Das Menschenrecht "Religionsfreiheit" (im Sinne der Freiheit zur ungehinderten Ausübung von Religion, nicht im Sinne der Freiheit von Religion) wird unter der AKP, die bei den letzten Wahlen im Juli 2007 fast 47 Prozent erhielt, in größerem Umfang gewährleistet, als dies unter einer kemalistischen CHP-Regierung zu erwarten wäre. So wird die islamische AKP auch für armenische Christen wählbar. Die erfolgreiche Wirtschaftspolitik lässt sie zudem bei säkularen Städtern und armen Kurden punkten, kurz: sie wird zur Volkspartei, die das Land stabilisieren kann. Allerdings muss sie sich dabei zweier Risikofaktoren erwehren: der rechtsradikalen Nationalisten von der MHP und des traditionell putschbereiten Militärs, das sich im Zweifel wohl kaum von der 2003 beschlossenen Entmachtung des Nationalen Sicherheitsrats und dem damit verbundenen Entzug der verfassungsrechtlichen Möglichkeit, "als Hüter der Verfassung" eine Regierung zu stürzen, wird abschrecken lassen. Doch Schweizer ist sicher, dass die AKP gerade vom zunehmenden Misstrauen der Bevölkerung gegenüber dem Militär profitieren wird: "Es eröffnet der AKP weitere Möglichkeiten, ihre Macht auszubauen."

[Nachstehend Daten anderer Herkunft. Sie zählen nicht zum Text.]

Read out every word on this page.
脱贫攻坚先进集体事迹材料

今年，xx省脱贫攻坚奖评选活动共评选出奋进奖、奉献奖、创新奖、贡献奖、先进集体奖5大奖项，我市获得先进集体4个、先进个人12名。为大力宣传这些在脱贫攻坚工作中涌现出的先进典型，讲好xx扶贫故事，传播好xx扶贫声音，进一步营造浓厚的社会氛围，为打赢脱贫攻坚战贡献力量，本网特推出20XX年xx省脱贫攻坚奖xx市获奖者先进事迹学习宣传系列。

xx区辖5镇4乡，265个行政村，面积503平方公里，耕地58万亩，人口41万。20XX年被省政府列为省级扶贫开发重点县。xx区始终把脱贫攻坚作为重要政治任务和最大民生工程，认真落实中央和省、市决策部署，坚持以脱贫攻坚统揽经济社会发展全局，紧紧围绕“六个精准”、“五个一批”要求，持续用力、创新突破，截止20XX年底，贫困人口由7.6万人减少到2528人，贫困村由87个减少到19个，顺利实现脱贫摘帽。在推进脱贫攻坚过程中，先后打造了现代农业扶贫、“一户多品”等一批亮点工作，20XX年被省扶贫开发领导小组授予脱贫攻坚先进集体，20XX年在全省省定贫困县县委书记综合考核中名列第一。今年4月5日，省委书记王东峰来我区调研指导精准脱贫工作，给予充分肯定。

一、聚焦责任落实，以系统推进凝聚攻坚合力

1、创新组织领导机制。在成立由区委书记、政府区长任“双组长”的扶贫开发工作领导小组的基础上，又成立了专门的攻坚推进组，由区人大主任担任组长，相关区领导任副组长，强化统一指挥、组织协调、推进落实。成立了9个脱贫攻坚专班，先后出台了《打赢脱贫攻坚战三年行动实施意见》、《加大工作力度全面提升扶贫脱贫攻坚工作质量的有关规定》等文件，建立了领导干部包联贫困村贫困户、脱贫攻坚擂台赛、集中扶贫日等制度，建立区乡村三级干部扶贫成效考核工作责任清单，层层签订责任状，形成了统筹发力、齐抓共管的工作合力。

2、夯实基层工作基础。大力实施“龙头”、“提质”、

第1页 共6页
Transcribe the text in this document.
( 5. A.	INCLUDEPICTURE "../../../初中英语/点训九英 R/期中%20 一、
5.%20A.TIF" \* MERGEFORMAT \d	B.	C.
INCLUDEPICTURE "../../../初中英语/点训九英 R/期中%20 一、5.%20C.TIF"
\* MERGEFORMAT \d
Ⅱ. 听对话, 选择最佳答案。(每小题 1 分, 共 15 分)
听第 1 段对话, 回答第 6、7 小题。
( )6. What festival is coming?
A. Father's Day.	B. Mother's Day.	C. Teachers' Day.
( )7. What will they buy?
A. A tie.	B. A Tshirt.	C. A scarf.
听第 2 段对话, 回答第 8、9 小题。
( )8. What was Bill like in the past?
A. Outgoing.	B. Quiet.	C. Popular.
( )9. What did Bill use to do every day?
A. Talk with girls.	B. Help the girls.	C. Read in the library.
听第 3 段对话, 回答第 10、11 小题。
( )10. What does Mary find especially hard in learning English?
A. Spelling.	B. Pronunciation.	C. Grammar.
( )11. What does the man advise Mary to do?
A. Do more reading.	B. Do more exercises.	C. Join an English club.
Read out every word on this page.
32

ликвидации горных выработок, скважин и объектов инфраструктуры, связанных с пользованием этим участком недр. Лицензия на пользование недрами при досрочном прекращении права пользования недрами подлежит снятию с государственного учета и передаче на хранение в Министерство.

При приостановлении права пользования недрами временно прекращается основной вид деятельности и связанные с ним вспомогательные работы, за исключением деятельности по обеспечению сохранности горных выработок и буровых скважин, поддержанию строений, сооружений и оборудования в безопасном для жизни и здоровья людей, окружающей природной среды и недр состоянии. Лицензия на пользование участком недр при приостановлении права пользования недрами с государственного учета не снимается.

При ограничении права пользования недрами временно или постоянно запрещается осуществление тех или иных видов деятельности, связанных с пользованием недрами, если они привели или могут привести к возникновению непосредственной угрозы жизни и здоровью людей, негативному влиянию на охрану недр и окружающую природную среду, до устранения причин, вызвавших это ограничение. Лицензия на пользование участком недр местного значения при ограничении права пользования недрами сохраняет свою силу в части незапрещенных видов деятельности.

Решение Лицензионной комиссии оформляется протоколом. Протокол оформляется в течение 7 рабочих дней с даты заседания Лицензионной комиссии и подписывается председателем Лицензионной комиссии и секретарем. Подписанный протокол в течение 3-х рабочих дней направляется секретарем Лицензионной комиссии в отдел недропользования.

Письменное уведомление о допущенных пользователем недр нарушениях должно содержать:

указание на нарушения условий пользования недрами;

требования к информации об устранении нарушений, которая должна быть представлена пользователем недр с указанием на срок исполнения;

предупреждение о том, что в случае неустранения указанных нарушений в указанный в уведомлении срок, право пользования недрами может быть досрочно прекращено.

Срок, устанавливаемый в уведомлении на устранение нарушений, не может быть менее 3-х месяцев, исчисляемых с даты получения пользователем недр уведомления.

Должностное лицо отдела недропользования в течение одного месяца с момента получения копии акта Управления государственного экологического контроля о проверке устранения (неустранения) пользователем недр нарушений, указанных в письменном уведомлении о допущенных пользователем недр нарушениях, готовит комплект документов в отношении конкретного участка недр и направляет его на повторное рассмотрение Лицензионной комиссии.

Damit könnte Europa durchaus leben - und einem EU-Beitritt stünde nichts mehr im Wege. Diese Gedanken des Lesers zerstreut der Autor, denn der Teufel steckt wie immer im "Detail". Ein solches ist der "Paragraph 301". Er regelt die "Herabwürdigung des Türkentums" als Straftatbestand. "Herabwürdigung des Türkentums" ist ein sehr weit dehnbarer Begriff. Unter Erdogan werden darunter auch kritische Äußerungen über den "türkischen Islam" und seine Regierung subsumiert, mit der Folge: "Die Zahl der unter diesem Gesetz verfolgten Personen hat sich 2006 verdoppelt." Ein herber Rückschlag in den Beitrittsgesprächen mit der EU, wie ein Ende 2007 erschienener Kommissionsbericht feststellt. Änderungen solcher "Details" geschehen nur mit Druck aus Brüssel: Gerade vier Monate nach Erscheinen des EU-Berichts wurde der "Paragraph 301" reformiert - er stellt fortan die "Herabwürdigung der türkischen Nation" unter Strafe; ob damit in der Praxis viel gewonnen ist, bleibt abzuwarten.

Diese Reform unterstreicht einerseits den Willen der türkischen Regierung, ihr Land in die EU zu führen, andererseits wirft es die Frage auf, was geschehen wird, wenn dieses erst zum Vollmitglied geworden ist. Dass es dazu, bei aller Mühe und allem Fortschritt, gar nicht erst kommen wird, hat nach Schweizer vor allem damit zu tun, dass das Volk seiner Regierung in Sachen EU-Beitritt zunehmend die kalte Schulter zeigt (2004 waren 73 Prozent für einen EU-Beitritt, 2007 nur noch 40 Prozent) und stattdessen eine stärkere Anbindung an die islamischen Bruderstaaten im Südosten wünscht. Es hat den Anschein, die AKP würde zum Opfer ihrer sanften "Islamisierung der Politik". Schweizer wünscht sich "in dieser verfahrenen Situation [...] eine starke Opposition säkular und laizistisch orientierter Parteien".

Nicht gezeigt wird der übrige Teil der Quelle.